Washington, D.C. – This week, Congressman Andy Barr (KY-06) introduced legislation to amend the Consumer Financial Protection Act of 2010 to clarify standards for unfair, deceptive, acts and practices (UDAAP) enforcement actions brough by the Bureau of Consumer Financial Protection (CFPB). This legislation reforms the UDAAP authority granted to the CFPB by the Dodd-Frank Act to provide certainty for lenders and credit providers.  

“Since the Dodd-Frank Act passed, financial institutions and providers have been left without clarity of the definition for the term “abusive,” and inadequate guidance from CFPB on what would constitute a UDAAP violation. Regulatory uncertainty leads to fewer choices and higher prices for consumers, and the agency tasked with protecting consumers should not be complicit in regulation that is causing these outcomes,” said Congressman Andy Barr. “My legislation, the Rectifying Undefined Definitions of Abusive Acts or Practices or the Rectifying UDAAP Act, requires the CFPB to provide the transparency financial institutions need to serve consumers and ensure there is ample access to credit in our consumer markets.” 

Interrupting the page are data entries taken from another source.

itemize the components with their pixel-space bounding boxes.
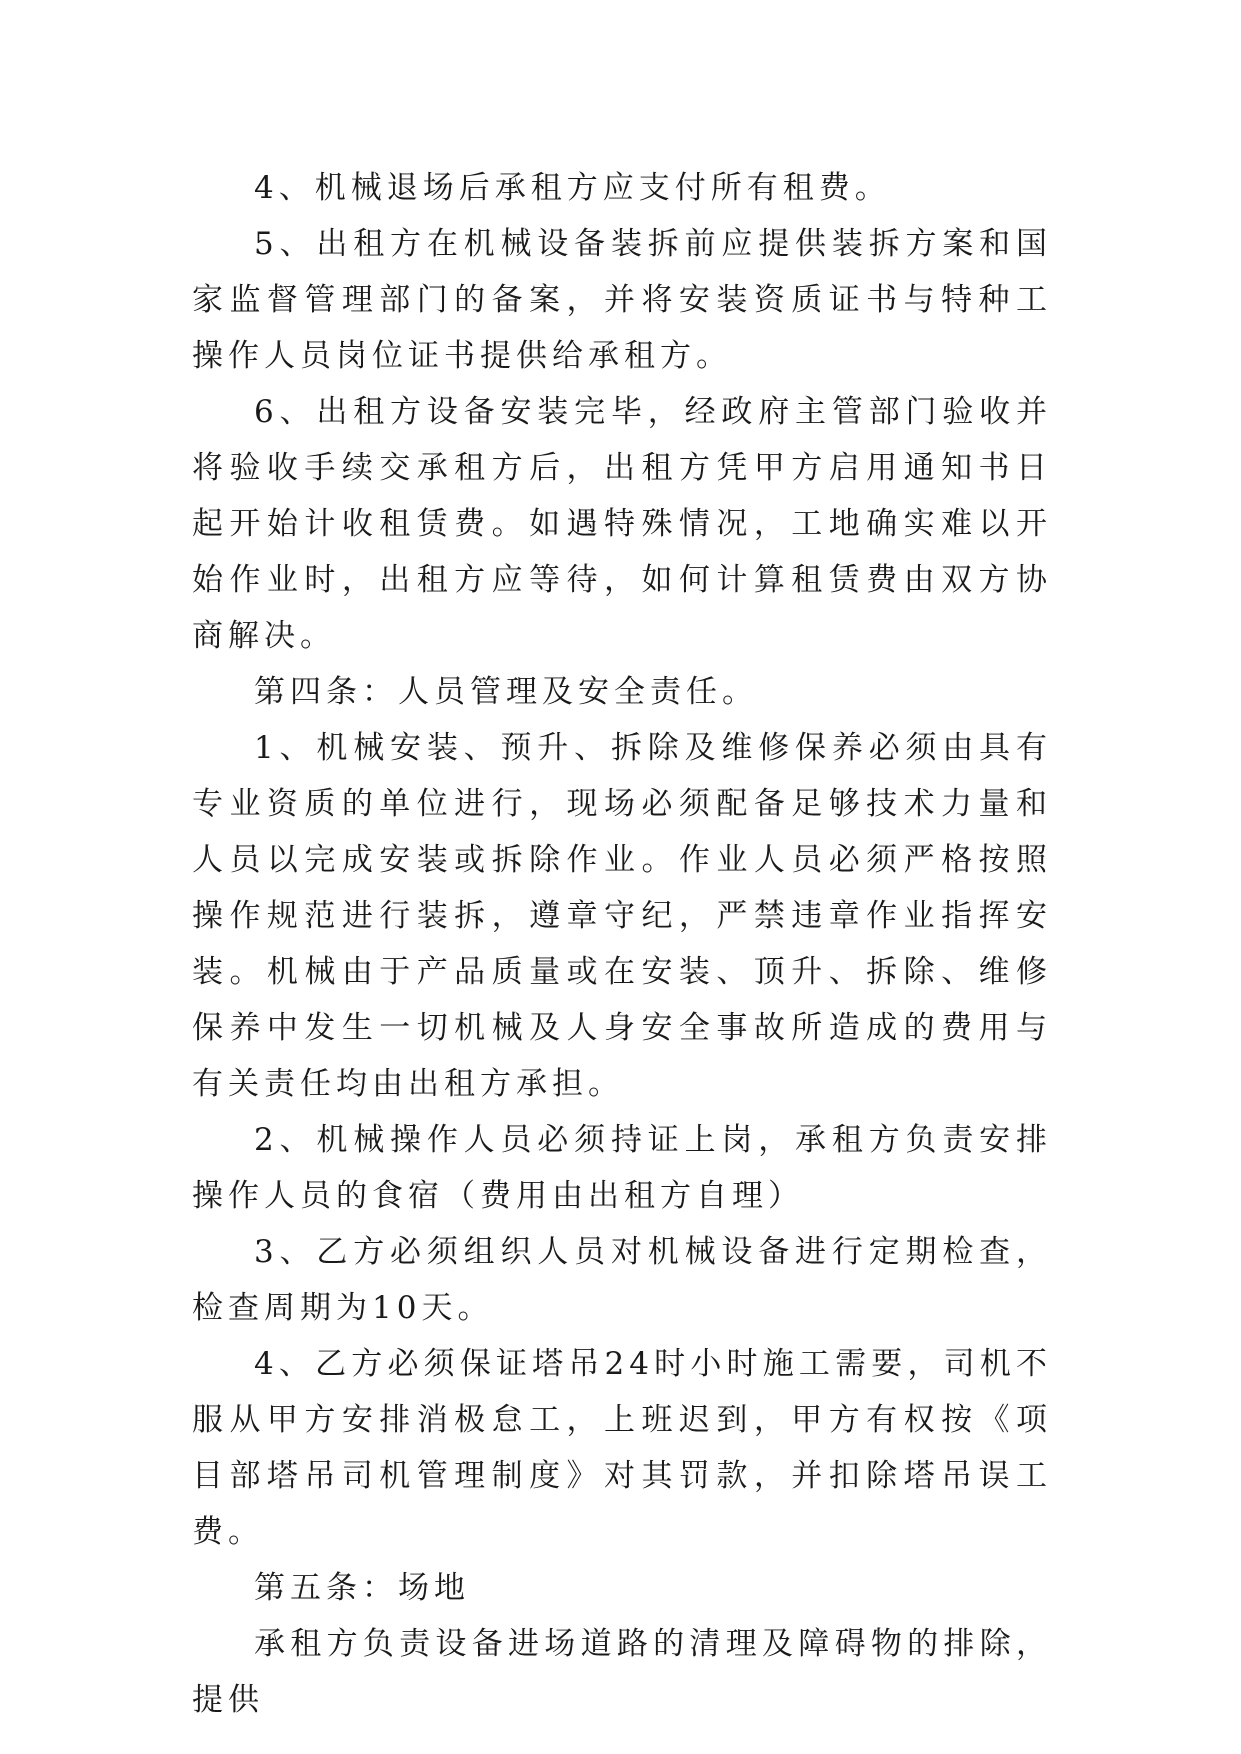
paragraph-clause-3-item-5: 5、出租方在机械设备装拆前应提供装拆方案和国家监督管理部门的备案，并将安装资质证书与特种工操作人员岗位证书提供给承租方。: [192, 226, 1052, 374]
paragraph-clause-4-item-2: 2、机械操作人员必须持证上岗，承租方负责安排操作人员的食宿（费用由出租方自理）: [192, 1122, 1052, 1214]
paragraph-clause-3-item-4: 4、机械退场后承租方应支付所有租费。: [254, 170, 891, 206]
paragraph-clause-4-item-4: 4、乙方必须保证塔吊24时小时施工需要，司机不服从甲方安排消极怠工，上班迟到，甲方有权按《项目部塔吊司机管理制度》对其罚款，并扣除塔吊误工费。: [192, 1346, 1052, 1550]
paragraph-clause-4-item-3: 3、乙方必须组织人员对机械设备进行定期检查，检查周期为10天。: [192, 1234, 1052, 1326]
paragraph-clause-5-body: 承租方负责设备进场道路的清理及障碍物的排除，提供: [192, 1626, 1052, 1718]
section-heading-clause-5: 第五条：场地: [254, 1570, 470, 1606]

“The consumer credit industry ensures that tens of millions of American consumers have access to credit products – from car loans to small dollar installment loans – that benefits them and the U.S. economy,” said Celia Winslow, Senior Vice President of American Financial Services Association. “Clear and certain rules of the road for our industry ensure that the largest number of consumers can get the credit they need from reputable and ethical lenders. Congressman Barr’s proposal ensures the CFPB adds both accountability for the agency and greater clarity to such rules and we strongly support such an approach.” 

“The CFPB has attempted to exert its power well beyond what Congress ever intended, most strikingly with its UDAAP authority,” said CUNA President and CEO Jim Nussle and NAFCU President and CEO Dan Berger. “I applaud Rep. Barr’s efforts to rein in the CFBP’s abuse of this authority to help credit unions continue to advance communities and support the financial well-being of American families.”  

“ICBA and the nation’s community banks have long sought much-needed clarity on the Consumer Financial Protection Bureau’s definition and regulation of unfair, deceptive, and abusive acts and practices within the legal authority defined by Congress,” Independent Community Bankers of America President and CEO Rebeca Romero Rainey said. “We thank Congressman Barr for introducing the Rectifying UDAAP Act to clarify the CFPB’s regulatory authority related to UDAAP and to ensure it does not restrict the ability of community banks to meet the needs of the customers and communities they serve.” 

“It is imperative that Congress better define the Bureau’s UDAAP authority to ensure it acts within its statutory boundaries. If history is any guide, even the most well-intentioned rules without clear expectations can lead to unintended consequences when applied to the marketplace,” said Consumer Bankers Association President and CEO Lindsey Johnson. “Thank you to Rep. Barr for introducing this important legislation which would ensure the Bureau operates beyond reproach while also providing industry with the clarity needed to comply with current and future regulatory requirements.”

“In recent years, the CFPB has attempted to dramatically expand its regulatory reach beyond its statutory authority, with significant implications for consumers, small businesses, banks and the broader financial services market,” said American Bankers Association President and CEO Rob Nichols.  “Chairman Barr’s Rectifying UDAAP Act would more clearly define what the Bureau can and cannot do, and would rein in the Bureau’s overly aggressive stance on ‘abusive’ acts or practices by requiring it to prove intentional misconduct. This bill would also make clear that the Bureau’s UDAAP authority does not extend to discriminatory practices, which are already governed by our nation’s anti-discrimination laws. This common-sense legislation would be a win for American consumers and the banks that serve them.”